# Advice on seatposts.



## Riverman (10 Apr 2010)

Hi,

I have a Kona Thumb seatpost on my current bike. I'm thinking of buying a carbon seatpost to replace it.

I've found this.
http://www.probikekit.com/display.php?code=k0262

I'm not sure on the dimensions of the Kona Thumb.

According to this it's 300mmx350mm
http://cgi.ebay.com/New-OEM-Kona-Thumb-30-0mmx350mm-Seatpost-/140397520690

Thus I think the carbon fibre one may fit. Does anyone know of anywhere where I can get more trustworthy specs?


----------



## Riverman (10 Apr 2010)

Whoops wrong forum.


----------



## 02GF74 (17 Apr 2010)

the seatpost you are looking at has diameter of 27.2 mm - yours is bigger at 30.0 mm (not 300 mm!!) It will not fit.
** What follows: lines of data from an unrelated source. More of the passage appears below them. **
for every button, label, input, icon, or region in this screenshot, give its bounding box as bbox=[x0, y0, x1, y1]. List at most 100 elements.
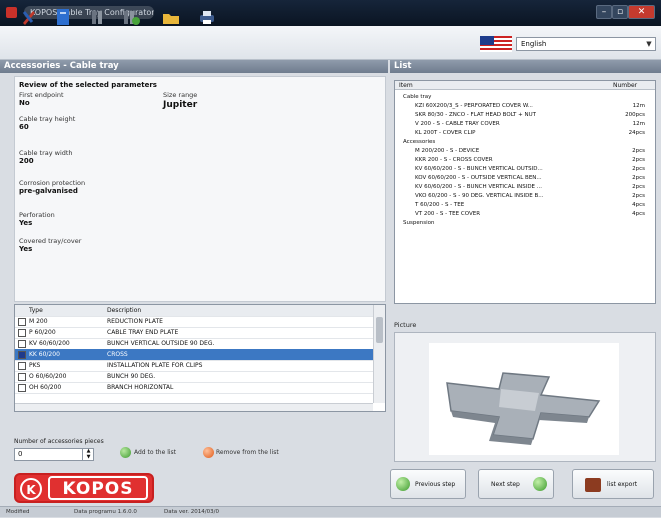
first-endpoint-value: No bbox=[19, 99, 30, 107]
list-item[interactable]: KZI 60X200/3_S - PERFORATED COVER W... 12… bbox=[399, 102, 651, 111]
book-icon[interactable] bbox=[88, 6, 110, 28]
list-group[interactable]: Cable tray bbox=[399, 93, 651, 102]
book-add-icon[interactable] bbox=[120, 6, 142, 28]
column-type-header[interactable]: Type bbox=[29, 305, 99, 316]
size-range-value: Jupiter bbox=[163, 100, 198, 110]
list-group[interactable]: Accessories bbox=[399, 138, 651, 147]
row-description: CROSS bbox=[107, 351, 128, 358]
row-checkbox[interactable] bbox=[18, 362, 26, 370]
column-description-header[interactable]: Description bbox=[107, 305, 307, 316]
row-checkbox[interactable] bbox=[18, 329, 26, 337]
list-item-header[interactable]: Item bbox=[399, 81, 413, 90]
accessories-header: Accessories - Cable tray bbox=[0, 60, 388, 73]
minimize-button[interactable]: – bbox=[596, 5, 612, 19]
list-item-quantity: 2pcs bbox=[632, 157, 645, 163]
row-type: KK 60/200 bbox=[29, 351, 60, 358]
row-type: OH 60/200 bbox=[29, 384, 62, 391]
list-item-quantity: 24pcs bbox=[628, 130, 645, 136]
row-description: BRANCH HORIZONTAL bbox=[107, 384, 174, 391]
list-item-quantity: 200pcs bbox=[625, 112, 645, 118]
list-item-text: M 200/200 - S - DEVICE bbox=[415, 148, 480, 154]
status-bar: Modified Data programu 1.6.0.0 Data ver.… bbox=[0, 506, 661, 517]
add-to-list-button[interactable]: Add to the list bbox=[134, 449, 176, 456]
list-export-button[interactable]: list export bbox=[572, 469, 654, 499]
list-item[interactable]: V 200 - S - CABLE TRAY COVER 12m bbox=[399, 120, 651, 129]
add-to-list-icon[interactable] bbox=[120, 447, 131, 458]
row-type: O 60/60/200 bbox=[29, 373, 67, 380]
folder-icon[interactable] bbox=[160, 6, 182, 28]
list-item-text: KKR 200 - S - CROSS COVER bbox=[415, 157, 493, 163]
row-checkbox[interactable] bbox=[18, 384, 26, 392]
row-description: REDUCTION PLATE bbox=[107, 318, 163, 325]
list-column-header: Item Number bbox=[395, 81, 655, 90]
product-image bbox=[429, 343, 619, 455]
list-item[interactable]: KV 60/60/200 - S - BUNCH VERTICAL OUTSID… bbox=[399, 165, 651, 174]
list-export-label: list export bbox=[607, 481, 638, 488]
list-item[interactable]: KV 60/60/200 - S - BUNCH VERTICAL INSIDE… bbox=[399, 183, 651, 192]
status-modified: Modified bbox=[6, 509, 30, 515]
chevron-down-icon: ▼ bbox=[646, 40, 652, 48]
picture-panel bbox=[394, 332, 656, 462]
list-item[interactable]: VT 200 - S - TEE COVER 4pcs bbox=[399, 210, 651, 219]
print-icon[interactable] bbox=[196, 6, 218, 28]
list-item[interactable]: VKO 60/200 - S - 90 DEG. VERTICAL INSIDE… bbox=[399, 192, 651, 201]
list-item[interactable]: KL 200T - COVER CLIP 24pcs bbox=[399, 129, 651, 138]
list-item-quantity: 12m bbox=[632, 121, 645, 127]
list-item[interactable]: KOV 60/60/200 - S - OUTSIDE VERTICAL BEN… bbox=[399, 174, 651, 183]
table-vertical-scrollbar[interactable] bbox=[373, 305, 385, 403]
close-button[interactable]: ✕ bbox=[628, 5, 655, 19]
language-select[interactable]: English ▼ bbox=[516, 37, 656, 51]
list-item-text: Suspension bbox=[403, 220, 435, 226]
list-group[interactable]: Suspension bbox=[399, 219, 651, 228]
list-item[interactable]: SKR 80/30 - ZNCO - FLAT HEAD BOLT + NUT 2… bbox=[399, 111, 651, 120]
tools-icon[interactable] bbox=[18, 6, 40, 28]
status-program-version: Data programu 1.6.0.0 bbox=[74, 509, 137, 515]
picture-label: Picture bbox=[394, 321, 417, 329]
kopos-logo: K KOPOS bbox=[14, 473, 154, 503]
list-number-header[interactable]: Number bbox=[613, 81, 637, 90]
quantity-label: Number of accessories pieces bbox=[14, 438, 104, 445]
list-item-text: KZI 60X200/3_S - PERFORATED COVER W... bbox=[415, 103, 533, 109]
list-item-quantity: 4pcs bbox=[632, 202, 645, 208]
list-item-quantity: 2pcs bbox=[632, 193, 645, 199]
list-item-text: KV 60/60/200 - S - BUNCH VERTICAL OUTSID… bbox=[415, 166, 543, 172]
parts-list: Item Number Cable tray KZI 60X200/3_S - P… bbox=[394, 80, 656, 304]
table-horizontal-scrollbar[interactable] bbox=[15, 403, 373, 411]
arrow-right-icon bbox=[533, 477, 547, 491]
maximize-button[interactable]: ▫ bbox=[612, 5, 628, 19]
height-label: Cable tray height bbox=[19, 115, 76, 123]
list-item[interactable]: KKR 200 - S - CROSS COVER 2pcs bbox=[399, 156, 651, 165]
scroll-thumb[interactable] bbox=[376, 317, 383, 343]
row-checkbox[interactable] bbox=[18, 373, 26, 381]
row-checkbox[interactable] bbox=[18, 340, 26, 348]
next-step-label: Next step bbox=[491, 481, 520, 488]
export-icon bbox=[585, 478, 601, 492]
list-item[interactable]: T 60/200 - S - TEE 4pcs bbox=[399, 201, 651, 210]
width-label: Cable tray width bbox=[19, 149, 73, 157]
size-range-label: Size range bbox=[163, 91, 198, 99]
status-data-version: Data ver. 2014/03/0 bbox=[164, 509, 219, 515]
list-item-quantity: 2pcs bbox=[632, 166, 645, 172]
quantity-stepper[interactable]: ▲ ▼ bbox=[82, 448, 94, 461]
row-description: CABLE TRAY END PLATE bbox=[107, 329, 179, 336]
list-item-text: VKO 60/200 - S - 90 DEG. VERTICAL INSIDE… bbox=[415, 193, 544, 199]
accessories-table: Type Description M 200 REDUCTION PLATE P … bbox=[14, 304, 386, 412]
height-value: 60 bbox=[19, 123, 29, 131]
document-icon[interactable] bbox=[52, 6, 74, 28]
list-item-text: V 200 - S - CABLE TRAY COVER bbox=[415, 121, 500, 127]
previous-step-button[interactable]: Previous step bbox=[390, 469, 466, 499]
remove-from-list-icon[interactable] bbox=[203, 447, 214, 458]
list-item-text: Accessories bbox=[403, 139, 436, 145]
table-row[interactable]: OH 60/200 BRANCH HORIZONTAL bbox=[15, 382, 373, 394]
next-step-button[interactable]: Next step bbox=[478, 469, 554, 499]
covered-value: Yes bbox=[19, 245, 33, 253]
row-checkbox[interactable] bbox=[18, 318, 26, 326]
list-item-text: KL 200T - COVER CLIP bbox=[415, 130, 476, 136]
list-item-text: Cable tray bbox=[403, 94, 432, 100]
row-description: BUNCH 90 DEG. bbox=[107, 373, 156, 380]
row-checkbox[interactable] bbox=[18, 351, 26, 359]
perforation-value: Yes bbox=[19, 219, 33, 227]
list-item-text: T 60/200 - S - TEE bbox=[415, 202, 465, 208]
list-item[interactable]: M 200/200 - S - DEVICE 2pcs bbox=[399, 147, 651, 156]
remove-from-list-button[interactable]: Remove from the list bbox=[216, 449, 279, 456]
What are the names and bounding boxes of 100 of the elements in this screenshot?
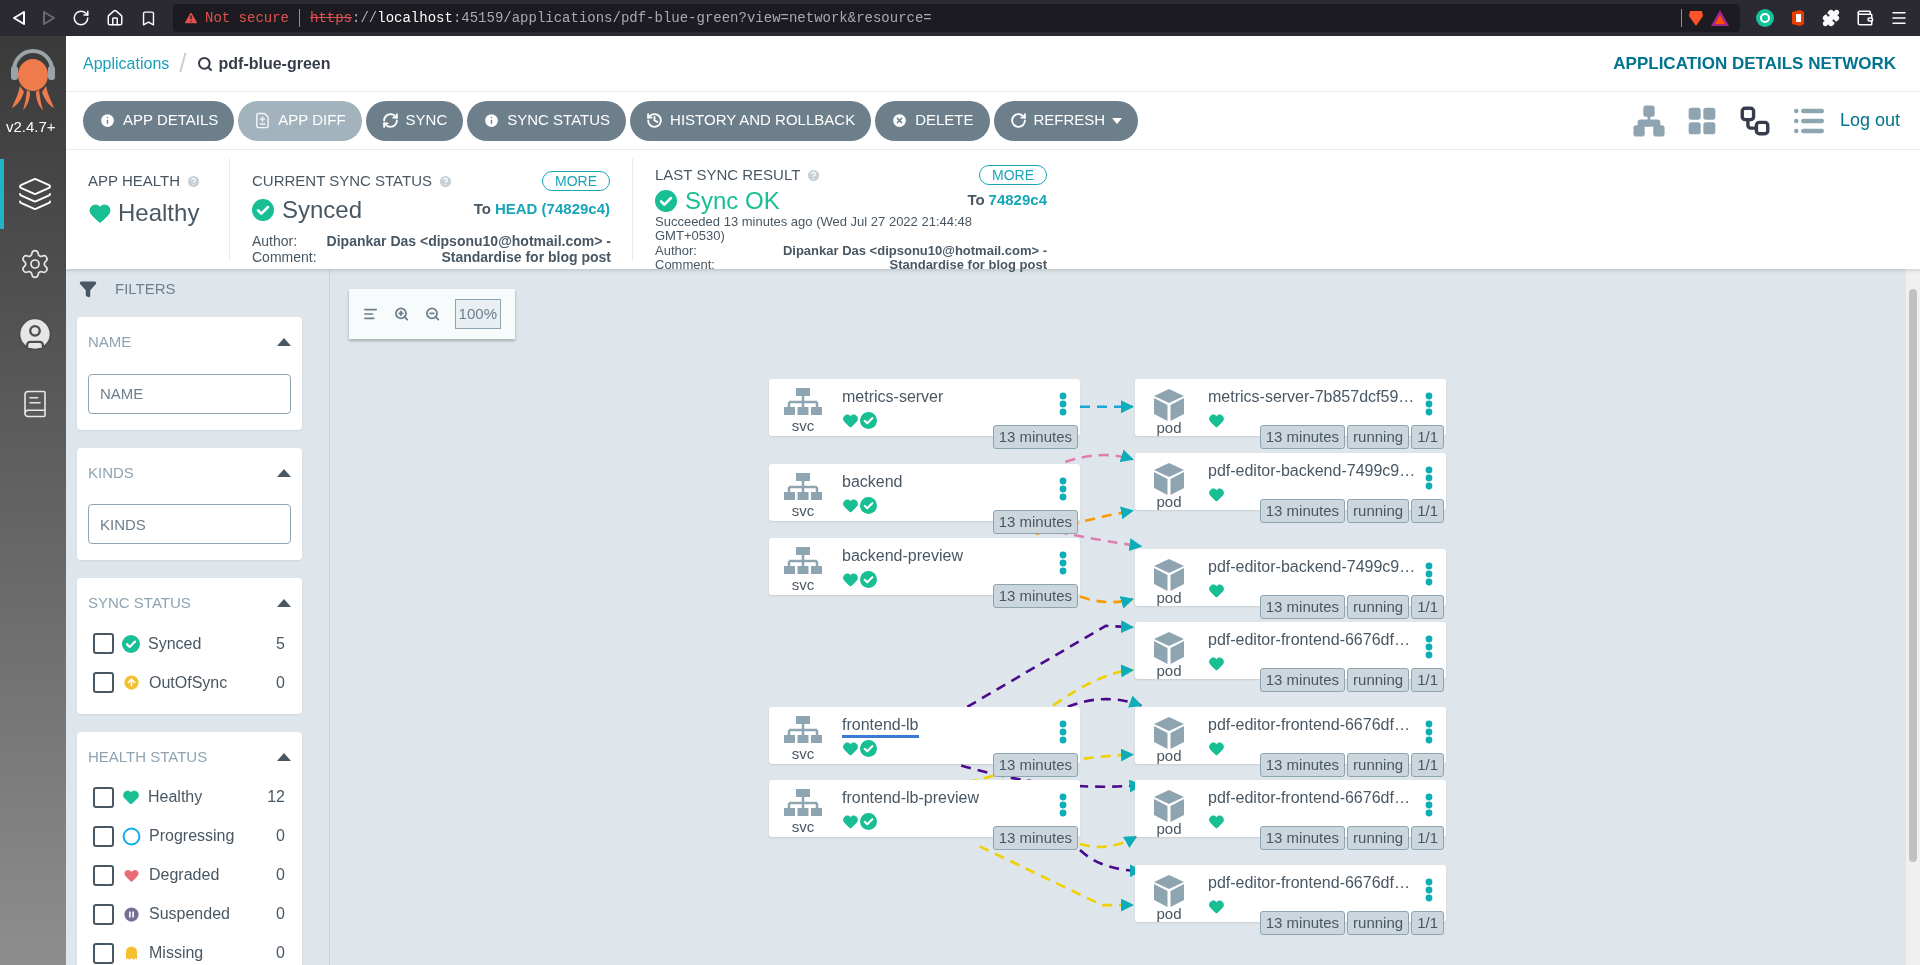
- more-options-icon[interactable]: [1059, 720, 1067, 744]
- back-icon[interactable]: [12, 10, 26, 26]
- app-health-status: Healthy: [118, 197, 200, 228]
- filter-option-label: OutOfSync: [149, 672, 229, 693]
- checkbox[interactable]: [93, 825, 114, 847]
- info-tag: 1/1: [1411, 668, 1444, 692]
- more-options-icon[interactable]: [1425, 878, 1433, 902]
- sync-icon: [381, 112, 399, 129]
- cube-icon: [1153, 874, 1185, 908]
- breadcrumb-link[interactable]: Applications: [83, 51, 170, 76]
- more-options-icon[interactable]: [1059, 477, 1067, 501]
- settings-icon[interactable]: [19, 247, 51, 280]
- author-value: Dipankar Das <dipsonu10@hotmail.com> -: [326, 232, 611, 249]
- comment-label: Comment:: [252, 248, 317, 265]
- triangle-icon[interactable]: [1710, 9, 1730, 27]
- puzzle-icon[interactable]: [1822, 9, 1840, 27]
- info-tag: 1/1: [1411, 595, 1444, 619]
- caret-up-icon[interactable]: [277, 599, 291, 608]
- more-options-icon[interactable]: [1425, 635, 1433, 659]
- filters-title: FILTERS: [115, 278, 176, 299]
- filter-count: 0: [276, 672, 285, 693]
- node-kind-label: pod: [1156, 664, 1182, 678]
- more-options-icon[interactable]: [1059, 793, 1067, 817]
- forward-icon[interactable]: [42, 10, 56, 26]
- heart-icon: [842, 813, 859, 830]
- toolbar-button[interactable]: HISTORY AND ROLLBACK: [630, 100, 872, 141]
- zoom-out-icon[interactable]: [425, 305, 441, 323]
- more-options-icon[interactable]: [1059, 551, 1067, 575]
- page-title: APPLICATION DETAILS NETWORK: [1613, 52, 1896, 75]
- node-name: backend: [842, 472, 903, 492]
- cube-icon: [1153, 631, 1185, 665]
- toolbar-button[interactable]: REFRESH: [993, 100, 1139, 141]
- wallet-icon[interactable]: [1856, 9, 1874, 27]
- more-options-icon[interactable]: [1425, 720, 1433, 744]
- cube-icon: [1153, 558, 1185, 592]
- checkbox[interactable]: [93, 903, 114, 925]
- info-tag: 1/1: [1411, 425, 1444, 449]
- filter-input[interactable]: KINDS: [88, 504, 291, 544]
- checkbox[interactable]: [93, 672, 114, 693]
- zoom-level[interactable]: 100%: [454, 299, 501, 329]
- caret-up-icon[interactable]: [277, 468, 291, 477]
- more-options-icon[interactable]: [1425, 392, 1433, 416]
- checkbox[interactable]: [93, 942, 114, 964]
- checkbox[interactable]: [93, 786, 114, 808]
- cube-icon: [1153, 462, 1185, 496]
- revision-link[interactable]: HEAD (74829c4): [494, 198, 610, 221]
- address-field[interactable]: Not secure https://localhost:45159/applications/pdf-blue-green?view=network&resource=: [173, 4, 1740, 32]
- zoom-in-icon[interactable]: [394, 305, 410, 323]
- info-tag: running: [1347, 595, 1410, 619]
- node-kind-label: pod: [1156, 591, 1182, 605]
- cube-icon: [1153, 388, 1185, 422]
- cube-icon: [1153, 789, 1185, 823]
- checkbox[interactable]: [93, 633, 114, 654]
- check-circle-icon: [655, 189, 677, 212]
- filter-count: 12: [267, 787, 285, 807]
- more-options-icon[interactable]: [1059, 392, 1067, 416]
- caret-up-icon[interactable]: [277, 752, 291, 761]
- toolbar-button[interactable]: SYNC: [365, 100, 464, 141]
- extension-circle-icon[interactable]: [1756, 9, 1774, 27]
- revision-link[interactable]: 74829c4: [988, 189, 1047, 212]
- info-tag: 13 minutes: [992, 584, 1078, 608]
- reload-icon[interactable]: [72, 9, 90, 27]
- info-tag: 13 minutes: [992, 753, 1078, 777]
- node-kind-label: pod: [1156, 495, 1182, 509]
- more-options-icon[interactable]: [1425, 562, 1433, 586]
- bookmark-icon[interactable]: [140, 9, 157, 27]
- sync-time: Succeeded 13 minutes ago (Wed Jul 27 2022 21:44:48 GMT+0530): [655, 214, 974, 243]
- current-sync-label: CURRENT SYNC STATUS: [252, 171, 432, 191]
- to-label: To: [473, 199, 491, 220]
- dashed-connector: [1064, 449, 1134, 464]
- info-tag: 13 minutes: [1259, 668, 1346, 692]
- toolbar-button[interactable]: APP DETAILS: [83, 100, 235, 141]
- caret-up-icon[interactable]: [277, 338, 291, 347]
- info-tag: running: [1347, 668, 1410, 692]
- node-kind-label: pod: [1156, 907, 1182, 921]
- logout-link[interactable]: Log out: [1839, 107, 1900, 134]
- more-options-icon[interactable]: [1425, 466, 1433, 490]
- check-circle-icon: [122, 634, 140, 653]
- home-icon[interactable]: [106, 9, 124, 27]
- scrollbar-thumb[interactable]: [1909, 289, 1917, 862]
- checkbox[interactable]: [93, 864, 114, 886]
- document-icon[interactable]: [1790, 9, 1806, 27]
- author-label: Author:: [252, 232, 299, 249]
- check-circle-icon: [860, 571, 877, 588]
- filter-count: 5: [276, 633, 285, 654]
- filter-title: KINDS: [88, 462, 134, 483]
- heart-icon: [1208, 486, 1225, 503]
- more-options-icon[interactable]: [1425, 793, 1433, 817]
- toolbar-button[interactable]: SYNC STATUS: [467, 100, 627, 141]
- breadcrumb-separator: /: [179, 47, 187, 80]
- filter-option-label: Missing: [149, 943, 205, 963]
- filter-input[interactable]: NAME: [88, 373, 291, 414]
- filter-count: 0: [276, 826, 285, 846]
- info-tag: 13 minutes: [992, 510, 1078, 534]
- info-tag: 13 minutes: [1259, 499, 1346, 523]
- view-mode-toggle[interactable]: [1631, 103, 1666, 138]
- layers-icon[interactable]: [17, 175, 53, 212]
- shield-icon[interactable]: [1688, 9, 1704, 27]
- menu-icon[interactable]: [1890, 9, 1908, 27]
- toolbar-button[interactable]: DELETE: [875, 100, 990, 141]
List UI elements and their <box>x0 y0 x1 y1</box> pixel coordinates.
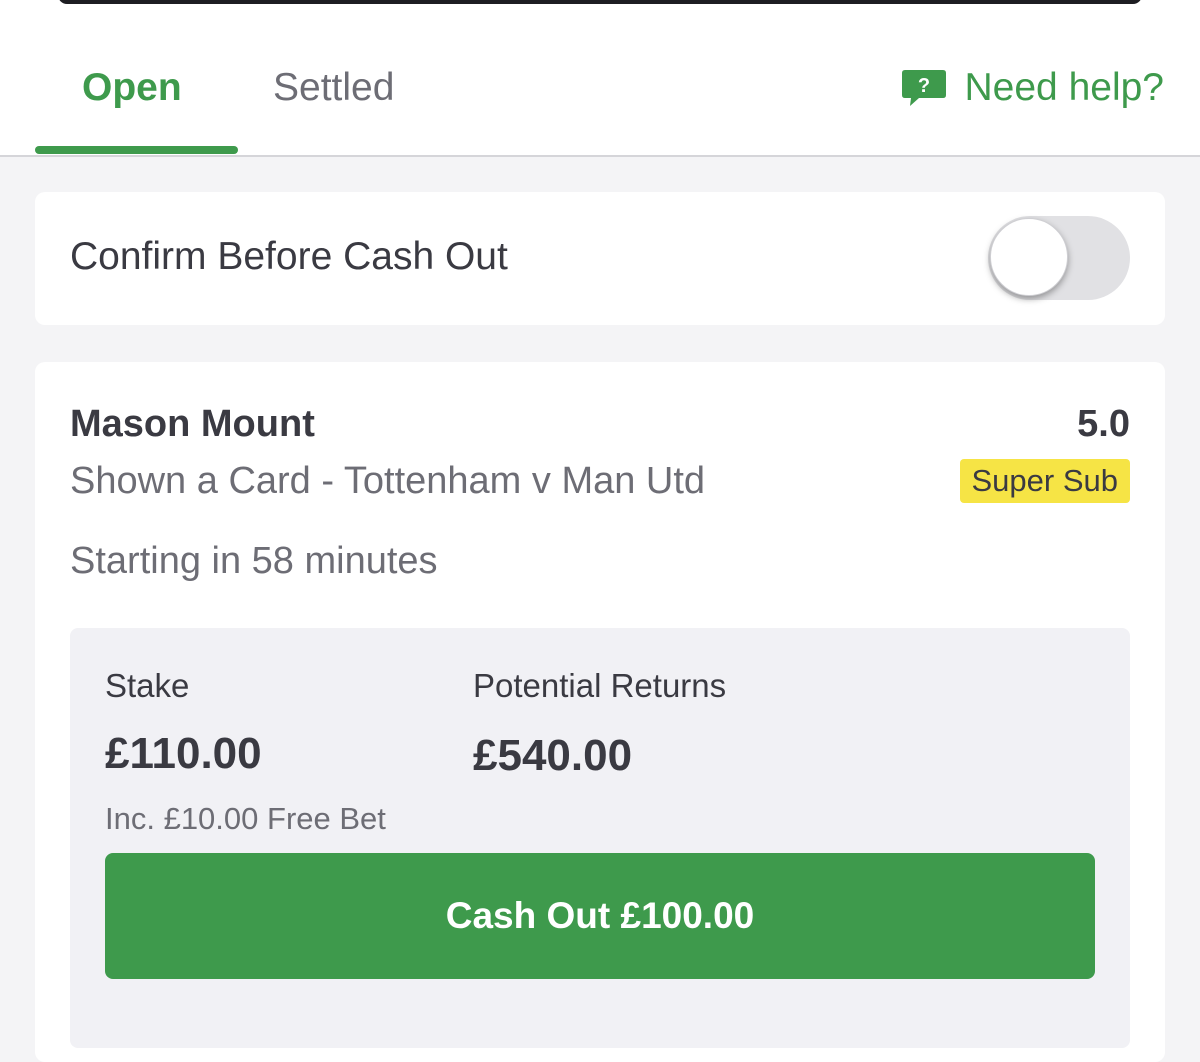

Aslo notice the layback - this is the amount the clamp is offset from the centre line of the post - the kona has very little, looks like 0 mm but the carbon one has about 20 mm (it has, says so in the description) - this means the seat, if mounted in the same way will be further back.

Also notice the Kona comes in 27.2 mm size - you need to measure the diamter of your seat post - many alloy posts have the diamater stamped on them - so remove your post and have a look.


----------